The school in this village was relatively small.  All five grades are crammed into the space of all three 6th grade rooms with a total of approximately 100 children.  The rule seems to be that as long as the teacher is talking, you must talk as well! Although I think that was because everyone was excited to see foreigners.  Most villages seem to have a lot of animals, but this one seemed to have very few in comparison.  Only a couple of fat pigs.  

A couple of days ago we visited another village that also specializes in pottery.  They use clay rather than terra-cotta and glaze on their pots.  Also, their pots were huge 50 gallon ones.  They are made by a different process and unlike the other village, it’s the man that does the shaping of the pot, not the woman and these pot’s do not have a pattern on them.

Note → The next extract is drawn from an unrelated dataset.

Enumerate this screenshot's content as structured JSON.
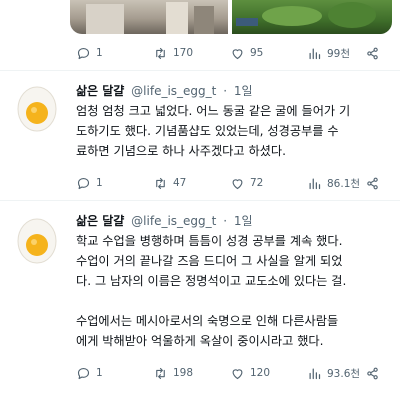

One couple can make a maximum of 5 of these pots per day.  After several days, once the pots have dried out, they are put in a permanent kiln that can hold 60 pots at a time and runs at a temperature of 1100F.  A kiln is constantly being stoked with wood that is cut down by a two man saw and an axe.  It is much more labor intensive than a chain saw!  The only mechanical thing is a very old truck to carry the wood between locations.
 These are some pots in a unused kiln ready to be fired.
 This a kiln that is currently running.